Translatability:This preprint shows that anti-viral antibody levels in symptomatic COVID-19 patients seems to follow a prototypical progression with an early expansion phase peaking around week 3followed by an contraction phase after which IgM disappears below detection levels at week 10-13 and a sustained memory phase for IgG up to end of study at 26 weeks. This has important implications both for the design of effective vaccines and long-term protective immunity following primary infection. 

Main limitations:  

  • They only focus on symptomatic patients, similar to another recent preprint (Iyer et al. 2020). 

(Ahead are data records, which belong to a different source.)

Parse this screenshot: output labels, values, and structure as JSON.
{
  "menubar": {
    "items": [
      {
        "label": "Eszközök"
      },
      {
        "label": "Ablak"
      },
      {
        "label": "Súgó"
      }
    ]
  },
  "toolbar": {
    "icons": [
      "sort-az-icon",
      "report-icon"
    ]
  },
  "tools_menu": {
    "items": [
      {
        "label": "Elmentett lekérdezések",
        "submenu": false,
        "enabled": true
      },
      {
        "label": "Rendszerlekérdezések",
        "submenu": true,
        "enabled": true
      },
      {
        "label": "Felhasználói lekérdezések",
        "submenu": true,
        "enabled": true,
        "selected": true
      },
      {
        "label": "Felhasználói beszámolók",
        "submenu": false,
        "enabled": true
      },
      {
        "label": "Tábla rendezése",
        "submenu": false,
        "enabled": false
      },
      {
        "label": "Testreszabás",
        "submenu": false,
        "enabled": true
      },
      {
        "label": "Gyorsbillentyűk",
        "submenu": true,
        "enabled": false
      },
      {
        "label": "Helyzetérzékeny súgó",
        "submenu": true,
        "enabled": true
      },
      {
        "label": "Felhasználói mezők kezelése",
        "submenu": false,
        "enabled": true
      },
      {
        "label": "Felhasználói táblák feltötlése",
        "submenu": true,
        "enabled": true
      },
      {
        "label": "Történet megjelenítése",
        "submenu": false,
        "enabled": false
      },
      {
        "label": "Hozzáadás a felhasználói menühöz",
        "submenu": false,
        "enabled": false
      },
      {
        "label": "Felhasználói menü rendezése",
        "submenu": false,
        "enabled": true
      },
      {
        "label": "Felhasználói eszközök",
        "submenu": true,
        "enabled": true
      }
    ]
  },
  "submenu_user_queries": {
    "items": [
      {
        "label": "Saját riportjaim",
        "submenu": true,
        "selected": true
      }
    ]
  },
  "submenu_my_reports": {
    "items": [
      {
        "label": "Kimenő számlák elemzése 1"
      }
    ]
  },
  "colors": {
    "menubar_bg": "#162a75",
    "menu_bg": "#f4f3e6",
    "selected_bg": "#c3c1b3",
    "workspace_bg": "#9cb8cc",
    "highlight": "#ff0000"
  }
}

  • As noted by the authors, due to restrictions samples at 9-11 weeks were limited and not all samples could be assessed for their neutralizing activity  

  • Only data of 15 donors that were repetitive sampled was used, in contrast to J. Seuw et al. that sampled 65 RT-qPCR confirmed SARS-CoV-2-infected individuals over sequential time points. 

  • No data on IgA that is also correlated to protective immunity against SARS-CoV-2. 

  • As shown in Figure 1D IgG Ab levels continuously decline albeit at a slow rate. We feel that to conclude that these titers ‘stabilize’ a stop in declination should be observed and we rather conclude that these IgG titers wane off slow but not stabilise.